Because strings are complicated.
That zig-string
library you linked, for example, would mishandle comparison:
var myString = String.init(allocator);
defer myString.deinit();
try myString.concat("Ç");
assert(myString.cmp("Ç"));
This assertion would fail, even though the strings appear to be identical. That’s because the first uses Normalization Form D: C
(U+0043) + ◌̧
(U+0327), while the second uses Normalization Form C: Ç
(U+00C7). To actually compare UTF-8 strings in ways a human might expect, decisions about normalization need to be made.
The above is just one example.

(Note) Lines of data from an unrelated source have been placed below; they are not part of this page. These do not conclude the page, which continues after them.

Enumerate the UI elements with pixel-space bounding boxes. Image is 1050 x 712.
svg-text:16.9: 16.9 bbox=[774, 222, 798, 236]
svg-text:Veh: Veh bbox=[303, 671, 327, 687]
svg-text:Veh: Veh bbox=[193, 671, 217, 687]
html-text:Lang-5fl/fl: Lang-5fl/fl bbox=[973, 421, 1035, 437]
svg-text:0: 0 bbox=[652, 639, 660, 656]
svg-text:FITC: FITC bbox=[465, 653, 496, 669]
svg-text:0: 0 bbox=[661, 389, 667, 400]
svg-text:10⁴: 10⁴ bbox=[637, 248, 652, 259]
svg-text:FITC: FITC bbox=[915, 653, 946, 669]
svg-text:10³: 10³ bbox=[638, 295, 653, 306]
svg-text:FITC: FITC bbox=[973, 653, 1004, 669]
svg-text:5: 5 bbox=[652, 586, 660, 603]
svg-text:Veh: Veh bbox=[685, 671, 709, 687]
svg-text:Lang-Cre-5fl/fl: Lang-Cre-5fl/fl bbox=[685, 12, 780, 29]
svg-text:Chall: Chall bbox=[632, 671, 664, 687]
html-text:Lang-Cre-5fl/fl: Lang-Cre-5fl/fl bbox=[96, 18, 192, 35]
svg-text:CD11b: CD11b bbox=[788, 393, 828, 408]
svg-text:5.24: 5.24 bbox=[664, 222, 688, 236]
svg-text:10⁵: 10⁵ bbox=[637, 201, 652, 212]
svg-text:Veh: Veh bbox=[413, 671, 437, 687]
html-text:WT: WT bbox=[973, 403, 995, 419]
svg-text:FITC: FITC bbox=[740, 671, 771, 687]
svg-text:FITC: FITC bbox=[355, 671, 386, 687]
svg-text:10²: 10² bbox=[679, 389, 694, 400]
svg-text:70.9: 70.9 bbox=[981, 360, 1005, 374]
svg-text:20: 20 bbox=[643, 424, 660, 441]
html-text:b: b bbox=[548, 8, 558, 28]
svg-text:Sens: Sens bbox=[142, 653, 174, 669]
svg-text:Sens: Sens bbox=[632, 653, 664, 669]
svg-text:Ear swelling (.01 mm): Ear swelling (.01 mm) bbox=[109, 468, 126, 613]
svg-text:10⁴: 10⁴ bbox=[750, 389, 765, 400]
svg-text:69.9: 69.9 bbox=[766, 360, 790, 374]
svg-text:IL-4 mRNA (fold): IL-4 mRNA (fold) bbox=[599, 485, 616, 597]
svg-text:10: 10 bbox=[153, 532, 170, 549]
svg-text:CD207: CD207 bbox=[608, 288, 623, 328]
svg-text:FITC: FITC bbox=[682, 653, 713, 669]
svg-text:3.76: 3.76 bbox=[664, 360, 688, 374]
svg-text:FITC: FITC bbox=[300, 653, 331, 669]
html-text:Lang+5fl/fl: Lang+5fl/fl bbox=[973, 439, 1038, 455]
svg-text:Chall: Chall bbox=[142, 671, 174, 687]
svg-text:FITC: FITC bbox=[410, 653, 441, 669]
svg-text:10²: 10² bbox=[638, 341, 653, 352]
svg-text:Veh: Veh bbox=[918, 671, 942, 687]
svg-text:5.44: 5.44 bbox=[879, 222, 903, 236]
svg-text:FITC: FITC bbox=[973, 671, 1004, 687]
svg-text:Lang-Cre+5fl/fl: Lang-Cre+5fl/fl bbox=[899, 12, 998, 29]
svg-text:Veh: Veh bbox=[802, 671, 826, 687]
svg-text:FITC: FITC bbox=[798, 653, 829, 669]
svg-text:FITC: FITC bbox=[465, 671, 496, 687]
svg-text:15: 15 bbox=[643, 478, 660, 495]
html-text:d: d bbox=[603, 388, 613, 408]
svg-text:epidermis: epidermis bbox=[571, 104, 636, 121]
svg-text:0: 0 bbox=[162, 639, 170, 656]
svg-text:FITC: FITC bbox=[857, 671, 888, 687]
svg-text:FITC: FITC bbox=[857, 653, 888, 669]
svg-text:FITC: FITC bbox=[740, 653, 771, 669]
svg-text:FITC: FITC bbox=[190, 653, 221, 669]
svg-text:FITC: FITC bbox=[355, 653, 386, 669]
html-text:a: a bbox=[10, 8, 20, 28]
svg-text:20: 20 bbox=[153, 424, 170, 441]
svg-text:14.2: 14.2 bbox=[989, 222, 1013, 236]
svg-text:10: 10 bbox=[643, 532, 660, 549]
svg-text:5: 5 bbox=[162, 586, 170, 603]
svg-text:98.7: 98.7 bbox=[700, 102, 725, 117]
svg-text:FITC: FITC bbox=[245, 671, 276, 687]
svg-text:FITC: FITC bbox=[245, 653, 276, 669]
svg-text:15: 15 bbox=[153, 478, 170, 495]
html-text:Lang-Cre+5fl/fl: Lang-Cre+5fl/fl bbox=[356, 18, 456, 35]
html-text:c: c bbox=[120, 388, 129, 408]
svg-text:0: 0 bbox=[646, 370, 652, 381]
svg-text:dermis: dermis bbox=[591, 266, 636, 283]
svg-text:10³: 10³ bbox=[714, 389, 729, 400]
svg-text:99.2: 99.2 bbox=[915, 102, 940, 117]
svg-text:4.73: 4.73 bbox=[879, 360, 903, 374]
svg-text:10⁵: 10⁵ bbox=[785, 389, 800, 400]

This series of articles by @dude_the_builder details the complication of Unicode well:
- Unicode Basics in Zig - Zig NEWS
- Ziglyph Unicode Wrangling - Zig NEWS
- Unicode String Operations - Zig NEWS
(note that ziglyph has now been superseded by zg)
So, for Zig to have a ‘proper’ UTF-8 String implementation, it would need to embed the Unicode data and deal with all the complications of dealing with Unicode. My understanding is that’s not something that Zig-the-language or Zig-the-standard-library wants to take on if it doesn’t have to (especially since the Unicode data is a moving target).
Additionally, a UTF-8 String type is unable to handle arbitrary data, meaning the String type could not be used for a lot of the things Zig cares about: file paths, environment variables, etc. See Fix handling of Windows (WTF-16) and WASI (UTF-8) paths, etc by squeek502 · Pull Request #19005 · ziglang/zig · GitHub for more details on that sort of thing.